A couple of weeks ago I have seen a horribly designed, 370 billion (with a “b”) row Oracle database monster running some sort of aggregations. Due to the sheer amount of data I naturally thought about how I would implement the same thing in PostgreSQL. What I noticed is that most people would actually implement aggregations slightly wrong in PostgreSQL – so decided to share some thoughts on this issue.
Loading data into PostgreSQL
Before getting started two relations are created:
test=# CREATE TABLE t_gender (id int, name text); CREATE TABLE test=# INSERT INTO t_gender VALUES (1, 'male'), (2, 'female'); INSERT 0 2
t_gender is a classical “lookup table”. It contains only a handful of rows, which will be joined on. The real “fact table” is in my example t_person:
test=# CREATE TABLE t_person ( id serial, gender int, data char(40) ); CREATE TABLE
For this example it should be enough to load a couple of million rows. The following INSERT statement makes sure that genders are evenly distributed in the table. Half of the population is male, and the other half is female:
test=# INSERT INTO t_person (gender, data) SELECT x % 2 + 1, 'data' FROM generate_series(1, 5000000) AS x; INSERT 0 5000000
How most people approach aggregation in PostgreSQL
The goal of the following code is to take our data and turn it into a simple report. Reporting is pretty important these days so you might see many of those queries as outlined below:
test=# SELECT name, count(*) FROM t_gender AS a, t_person AS b WHERE a.id = b.gender GROUP BY 1; name | count --------+--------- female | 2500000 male | 2500000 (2 rows) Time: 961.034 ms
The goal is to figure out, how many men and women our database contains. The way to do that is to simply join the lookup table. On my laptop this takes around 961 ms …
The question is: Can we do better? Of course there is always a way to speed up things: More CPUs, more cache, etc. However, this is not the kind of improvement I am talking about. My question is: Can we use a smarter algorithm? Many people might be surprised but the answer is “yes”.
SQL: Finding the bottleneck
If you want to understand a performance problem there is usually no way to get around reading execution plans. Here is what the planner thinks:
explain SELECT name, count(*) FROM t_gender AS a, t_person AS b WHERE a.id = b.gender GROUP BY 1; QUERY PLAN ----------------------------------------------------- HashAggregate ... Group Key: a.name -> Hash Join (rows=5000034) Hash Cond: (b.gender = a.id) -> Seq Scan on t_person b (rows=5000034) -> Hash (cost=1.02..1.02 rows=2 width=10) -> Seq Scan on t_gender a (rows=2)

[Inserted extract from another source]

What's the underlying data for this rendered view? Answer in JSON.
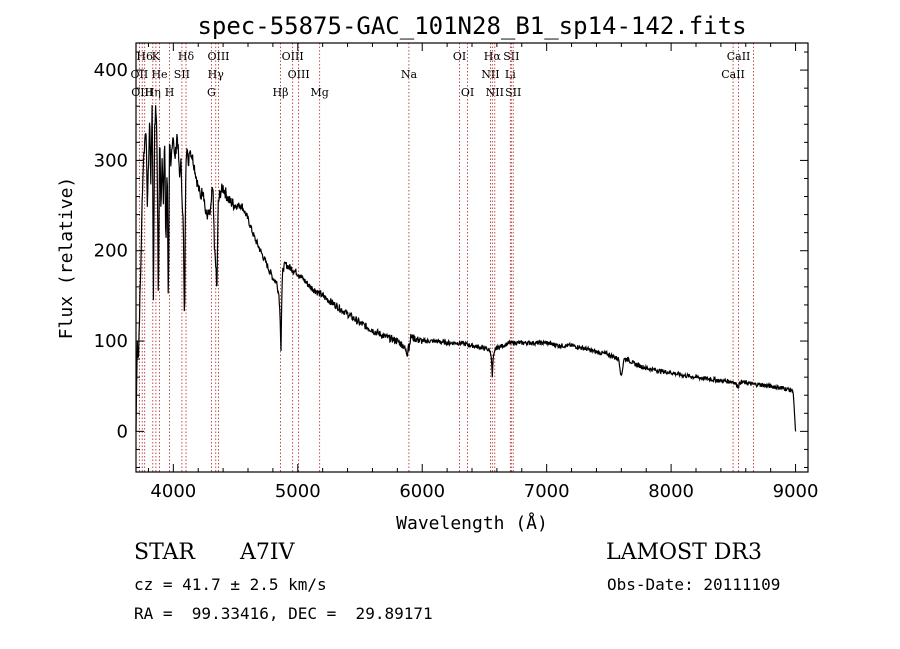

PostgreSQL scans both tables sequentually and joins them together. Then the joined data is aggregated. In other words: 5 million rows will be joined with a small table.
High-performance analysis and aggregation in PostgreSQL
However, there is an alternative: What if we aggregate first and join later? What if we just counted those IDs and then lookup the name? The beauty of this approach is that we just had to join 2 rows instead of 5 million rows.
Here is what we could do:
test=# WITH x AS ( SELECT gender, count(*) AS res FROM t_person AS a GROUP BY 1 ) SELECT name, res FROM x, t_gender AS y WHERE x.gender = y.id; ... ... Time: 526.472 ms
Voila, the same thing happens A LOT faster. The Common Table Expression (CTE) is executed first and then joined. WITH is an “optimization barrier” making sure that the optimizer cannot fool around with things.
Let us take a look at the plan:
test=# explain WITH x AS ( SELECT gender, count(*) AS res FROM t_person AS a GROUP BY 1 ) SELECT name, res FROM x, t_gender AS y WHERE x.gender = y.id; QUERY PLAN --------------------------------- Hash Join (rows=2) Hash Cond: (y.id = x.gender) CTE x -> HashAggregate (rows=2) Group Key: a.gender -> Seq Scan on t_person a (rows=5000034) -> Seq Scan on t_gender y (rows=2) -> Hash (rows=2) -> CTE Scan on x (rows=2)
Sweet: The CTE is calculated and later joined giving us the extra boost we desired.
PostgreSQL: What the future might have in stock for us
The reason why PostgreSQL is not doing this automatically is buried deep inside the structure of the planner. As of version 10.x PostgreSQL always has to join first and aggregate later. Currently serious work is done to lift this restriction and give the planner a bit more flexibility. Various developers including people from my team here at Cybertec are actively working on this issue and I am hopeful to see speedup in PostgreSQL 11 or maybe PostgreSQL 12.